ANTÔNIO PEREIRA ANCHIETA (padre) - Jacarezinho

Apoio ao balé
A Escola Externato PGD - Ensino Fundamental, parabeniza a Folha de Londrina, pela nota da Folha 2 (17/03), através do convite ao incentivo à arte e cidadania, solicitando à comunidade a colaborar na aquisição de uniformes de balé, às 25 crianças da Escola Municipal de Dança de Londrina. Nossa escola, que vem desenvolvendo o Projeto Cidadania desde 2003 com alunos de 1 à 7 séries, sentiu o desejo de colaborar não apenas com uma criança, mas com as 25, como solicitava o convite.

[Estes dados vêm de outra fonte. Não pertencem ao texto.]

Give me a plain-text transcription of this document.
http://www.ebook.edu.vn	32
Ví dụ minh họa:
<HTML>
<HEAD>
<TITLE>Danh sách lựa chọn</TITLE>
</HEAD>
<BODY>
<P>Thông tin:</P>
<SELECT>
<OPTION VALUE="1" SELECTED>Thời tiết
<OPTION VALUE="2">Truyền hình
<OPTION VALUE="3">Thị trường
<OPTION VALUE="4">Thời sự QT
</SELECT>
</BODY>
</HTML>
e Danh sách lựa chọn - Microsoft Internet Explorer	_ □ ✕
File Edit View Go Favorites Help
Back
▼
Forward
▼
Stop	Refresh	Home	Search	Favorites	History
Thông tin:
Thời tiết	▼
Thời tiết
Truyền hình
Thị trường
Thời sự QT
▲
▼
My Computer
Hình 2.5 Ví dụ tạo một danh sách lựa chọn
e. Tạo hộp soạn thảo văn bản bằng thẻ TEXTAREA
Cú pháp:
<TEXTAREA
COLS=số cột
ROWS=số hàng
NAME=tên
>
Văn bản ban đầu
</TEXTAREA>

Com o apoio de uma loja da cidade, vamos organizar uma Feira da Solidariedade, em meados do mês de maio, com o objetivo levantar a verba necessária para aquisição dos uniformes.
PATRÍCIA GÓIS BONESI (coordenadora educacional) - Londrina

Democracia
A democracia brasileira é frágil. Parte dessa fragilidade é oriunda do caráter artificial que nossa democracia possui: ela é espelhada em modelos estrangeiros e, por conseguinte, não se adapta bem à regra geral de nossa realidade problemática.
O descaso e a irresponsabilidade com a educação do país apontam o quanto a democracia brasileira é carente de base. Uma sociedade democrática deve garantir ao maior número possível de pessoas a possibilidade de um desenvolvimento intelectual no mínimo tranquilo. Isso não ocorre no Brasil, salvo pequenas exceções.
Em Londrina (segunda cidade do Estado em tamanho e importância), alunos da Universidade Estadual de Londrina temem a ausência de aulas, e o motivo é a falta de professores. Aliás, em breve, pode haver uma greve dos professores. No ensino médio a situação, com algumas variantes, é semelhante.
Sejamos justos: essa situação para com o ensino no Paraná não é nova. Uma parte grande desse problema vem da administração omissa e irresponsável do governo Jaime Lener. Outra parte desse problema é do governo atual de Roberto Requião que parece não estar sabendo alcançar uma solução, embora haja nesse governo, em comparação com o antigo, uma relativa boa vontade em se fazer algo.
O meu ponto de vista é pessimista, não vejo solução em curto prazo para a educação no Paraná. Para resolvê-lo seria necessário investimentos na base do nosso povo. Investimento que no futuro poderia melhorar algumas atitudes ou quem sabe fazê-las na ausência destas.